When you read a book written by a friend whom you are wanting to deepen a friendship with, you read said book with a different mindset, as if gleaning for further insights even though your friend has clarified, though her characters share a couple of characteristics of people in her life, she has not based the novel on her life you still wonder… therefore your reactions to the characters of the story become more personal which makes it harder to review, as I’m aware I can be a harsh critic.
My thoughts, when the reader becomes so engrossed in a story that they really engage with the characters, liking and disliking them, then the author has done a good job. Long after putting Finding Grace down I was still thinking about the characters, plotting sequels for the other characters, I really wanted to know the story of one of Grace’s childhood classmates but alas Laura assures her readers Finding Grace is a stand alone and her next book, Erin’s Ring is totally different.

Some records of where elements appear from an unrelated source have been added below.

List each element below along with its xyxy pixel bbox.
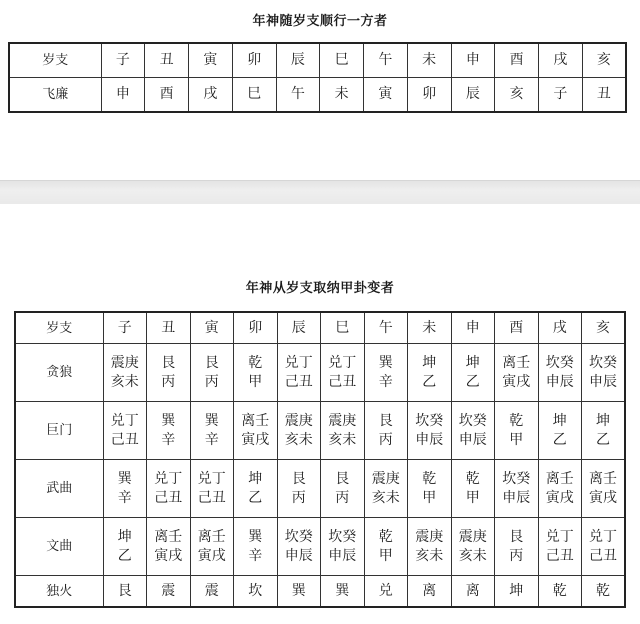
table2-row [15,460,625,518]
cell-line: 己丑 [154,489,183,506]
cell-line: 兑丁 [284,354,313,371]
row-label: 巨门 [15,402,103,460]
table-cell: 丑 [145,43,189,78]
table-cell: 寅 [364,78,408,113]
cell-line: 坎癸 [328,528,357,545]
cell-line: 丙 [509,547,524,564]
table-cell [103,402,147,460]
table-cell: 卯 [407,78,451,113]
table-cell: 未 [407,43,451,78]
table-cell [495,344,539,402]
table-cell: 亥 [582,43,626,78]
table-cell: 戌 [539,43,583,78]
cell-line: 坎癸 [502,470,531,487]
cell-line: 亥未 [415,547,444,564]
row-label: 岁支 [15,312,103,344]
table-cell [408,460,452,518]
cell-line: 乙 [465,373,480,390]
cell-line: 离壬 [589,470,617,487]
cell-line: 寅戌 [545,489,574,506]
row-label: 文曲 [15,518,103,576]
table-cell [103,518,147,576]
cell-line: 乙 [117,547,132,564]
table1-row [9,43,626,78]
cell-line: 乾 [248,354,263,371]
cell-line: 甲 [509,431,524,448]
table1-title: 年神随岁支顺行一方者 [252,14,388,29]
cell-line: 辛 [204,431,219,448]
cell-line: 震庚 [458,528,487,545]
table-cell [190,518,234,576]
table-cell: 酉 [495,43,539,78]
table-cell: 午 [276,78,320,113]
cell-line: 丙 [378,431,393,448]
table-cell: 震 [147,576,191,608]
cell-line: 申辰 [458,431,487,448]
table-cell [582,460,626,518]
table-cell [147,344,191,402]
cell-line: 亥未 [371,489,400,506]
cell-line: 乙 [422,373,437,390]
cell-line: 坎癸 [458,412,487,429]
cell-line: 震庚 [110,354,139,371]
table-cell [147,518,191,576]
cell-line: 离壬 [502,354,531,371]
table-cell: 酉 [145,78,189,113]
cell-line: 乾 [422,470,437,487]
cell-line: 艮 [335,470,350,487]
table-cell [582,518,626,576]
cell-line: 坎癸 [415,412,444,429]
table-cell: 坤 [495,576,539,608]
table-cell: 巳 [320,43,364,78]
column-header: 丑 [147,312,191,344]
cell-line: 亥未 [458,547,487,564]
table-cell [538,460,582,518]
table-cell: 丑 [582,78,626,113]
cell-line: 兑丁 [545,528,574,545]
table-cell [277,518,321,576]
table-cell [190,344,234,402]
cell-line: 兑丁 [154,470,183,487]
table-cell: 亥 [495,78,539,113]
table-cell [451,344,495,402]
table-cell [451,460,495,518]
table-cell [582,402,626,460]
table-cell: 离 [408,576,452,608]
cell-line: 艮 [291,470,306,487]
table-cell [364,460,408,518]
cell-line: 坤 [465,354,480,371]
document-page-lower [0,204,640,624]
cell-line: 艮 [204,354,219,371]
cell-line: 乙 [596,431,610,448]
table-cell: 申 [101,78,145,113]
cell-line: 己丑 [589,547,617,564]
cell-line: 申辰 [502,489,531,506]
column-header: 巳 [321,312,365,344]
cell-line: 艮 [161,354,176,371]
cell-line: 辛 [378,373,393,390]
row-label: 独火 [15,576,103,608]
table-cell [538,518,582,576]
cell-line: 乾 [509,412,524,429]
cell-line: 乙 [248,489,263,506]
table-cell [147,460,191,518]
cell-line: 艮 [378,412,393,429]
cell-line: 巽 [378,354,393,371]
table-cell: 申 [451,43,495,78]
cell-line: 巽 [204,412,219,429]
cell-line: 坤 [552,412,567,429]
column-header: 亥 [582,312,626,344]
table-cell: 辰 [276,43,320,78]
cell-line: 丙 [335,489,350,506]
cell-line: 震庚 [328,412,357,429]
table-cell [234,344,278,402]
row-label: 岁支 [9,43,101,78]
cell-line: 己丑 [545,547,574,564]
cell-line: 兑丁 [589,528,617,545]
cell-line: 乙 [552,431,567,448]
cell-line: 坎癸 [545,354,574,371]
cell-line: 己丑 [284,373,313,390]
table-cell [234,518,278,576]
cell-line: 巽 [161,412,176,429]
cell-line: 寅戌 [241,431,270,448]
table-cell [538,402,582,460]
cell-line: 兑丁 [328,354,357,371]
cell-line: 离壬 [545,470,574,487]
column-header: 申 [451,312,495,344]
table-cell [495,518,539,576]
table-cell: 巳 [232,78,276,113]
table-cell: 坎 [234,576,278,608]
column-header: 子 [103,312,147,344]
cell-line: 坤 [596,412,610,429]
cell-line: 离壬 [154,528,183,545]
cell-line: 申辰 [415,431,444,448]
table-cell: 子 [101,43,145,78]
table-cell [277,344,321,402]
cell-line: 乾 [465,470,480,487]
table-cell: 离 [451,576,495,608]
table-cell [147,402,191,460]
table-cell: 辰 [451,78,495,113]
table-cell [451,402,495,460]
table-cell [321,460,365,518]
table-cell [451,518,495,576]
table-cell [408,344,452,402]
table-cell [495,402,539,460]
cell-line: 甲 [378,547,393,564]
cell-line: 己丑 [197,489,226,506]
table-cell [321,344,365,402]
table2-row [15,344,625,402]
cell-line: 己丑 [328,373,357,390]
cell-line: 甲 [248,373,263,390]
document-page-upper [0,0,640,180]
table-cell: 乾 [582,576,626,608]
table2-row [15,518,625,576]
cell-line: 辛 [161,431,176,448]
cell-line: 寅戌 [197,547,226,564]
cell-line: 丙 [161,373,176,390]
column-header: 午 [364,312,408,344]
table-cell: 卯 [232,43,276,78]
table2-title: 年神从岁支取纳甲卦变者 [245,281,395,296]
cell-line: 坤 [248,470,263,487]
column-header: 酉 [495,312,539,344]
cell-line: 亥未 [284,431,313,448]
cell-line: 坎癸 [589,354,617,371]
row-label: 贪狼 [15,344,103,402]
cell-line: 申辰 [589,373,617,390]
cell-line: 辛 [248,547,263,564]
cell-line: 寅戌 [154,547,183,564]
row-label: 飞廉 [9,78,101,113]
table-cell [408,518,452,576]
cell-line: 甲 [465,489,480,506]
table-cell [408,402,452,460]
cell-line: 兑丁 [197,470,226,487]
table-cell: 午 [364,43,408,78]
page-gap [0,180,640,206]
table-cell: 震 [190,576,234,608]
column-header: 未 [408,312,452,344]
table-cell: 艮 [103,576,147,608]
cell-line: 坤 [422,354,437,371]
column-header: 卯 [234,312,278,344]
table-cell [103,344,147,402]
table-cell [190,460,234,518]
table2-row [15,402,625,460]
cell-line: 离壬 [241,412,270,429]
cell-line: 离壬 [197,528,226,545]
table2 [14,311,626,608]
table-cell [582,344,626,402]
table1 [8,42,627,113]
table-cell: 巽 [321,576,365,608]
table-cell [190,402,234,460]
cell-line: 巽 [248,528,263,545]
column-header: 寅 [190,312,234,344]
table-cell [364,518,408,576]
table-cell [321,518,365,576]
column-header: 辰 [277,312,321,344]
cell-line: 申辰 [328,547,357,564]
table-cell [277,402,321,460]
table-cell: 巽 [277,576,321,608]
cell-line: 震庚 [284,412,313,429]
cell-line: 乾 [378,528,393,545]
cell-line: 甲 [422,489,437,506]
cell-line: 震庚 [371,470,400,487]
table-cell: 寅 [189,43,233,78]
cell-line: 申辰 [545,373,574,390]
table-cell [321,402,365,460]
cell-line: 辛 [117,489,132,506]
cell-line: 己丑 [110,431,139,448]
column-header: 戌 [538,312,582,344]
table2-header-row [15,312,625,344]
table-cell [234,460,278,518]
table-cell: 未 [320,78,364,113]
cell-line: 兑丁 [110,412,139,429]
table-cell [277,460,321,518]
table-cell [103,460,147,518]
cell-line: 亥未 [110,373,139,390]
table-cell [495,460,539,518]
table-cell [538,344,582,402]
cell-line: 丙 [204,373,219,390]
cell-line: 坤 [117,528,132,545]
cell-line: 巽 [117,470,132,487]
cell-line: 申辰 [284,547,313,564]
cell-line: 震庚 [415,528,444,545]
table2-row [15,576,625,608]
cell-line: 亥未 [328,431,357,448]
cell-line: 寅戌 [589,489,617,506]
cell-line: 寅戌 [502,373,531,390]
row-label: 武曲 [15,460,103,518]
table1-row [9,78,626,113]
table-cell: 兑 [364,576,408,608]
table-cell: 戌 [189,78,233,113]
table-cell: 乾 [538,576,582,608]
table-cell: 子 [539,78,583,113]
table-cell [364,344,408,402]
cell-line: 坎癸 [284,528,313,545]
cell-line: 丙 [291,489,306,506]
cell-line: 艮 [509,528,524,545]
table-cell [234,402,278,460]
table-cell [364,402,408,460]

Synopsis, Grace Kelly (not THE GK) a thirteen year old is inspired by a comment of her father’s to become a saint. The book is set in the early 1970s a challenging time for young people as the world recovers from the sexual revolution and young Catholics are not exempt from this shake up. Grace is raised in a Catholic home and attends a Catholic highschool, she calls upon Our Lord, Our Blessed Mother and the saints to help her navigate the rocky waters of growing up in this era. The author has been authentic to the period, to the culture, some of the phrases used made me smile as they were so corny and so 70s.
To be honest Grace in the beginning really irritated me, I so wanted to shake her and talk her into having a better sense of self identity, of her worth, she was so worried about her looks, she badly needed self confidence. I don’t recall ever being that painful at 13, she was embarrassingly obsessed. As her character developed in sanctity she focused less on the shallow. Grace’s father bothered me, he preached at Grace, I don’t take well to that sort of approach. Grace’s mother I liked and was saddened that her and Grace were not closer and Grace’s brothers were extremely likable and admirable young men. Tom Buckley, Grace’s friend was a young man of impressive character, he had moral strength and consideration for others, no wonder Grace ‘fell for’ him, certainly an admirable young man.
Grace suffers lots of teen angst, battling with her own insecurities, whilst having to navigate the moral issues of the 70s, including teen pregnancy and abortion, issues which continue to be part of the challenge of young people today. The answers to moral issues of the 70s ultimately are no different for today’s generation and Laura dealt with them very well. We see Grace develop from a young insecure girl into a young woman of depth, we watch her show compassion to others who have chosen different paths to hers and we watch her romance with Tom Buckley grown and mature. I was thinking about the novel long after I put it down and I’m eager to read Laura’s next book.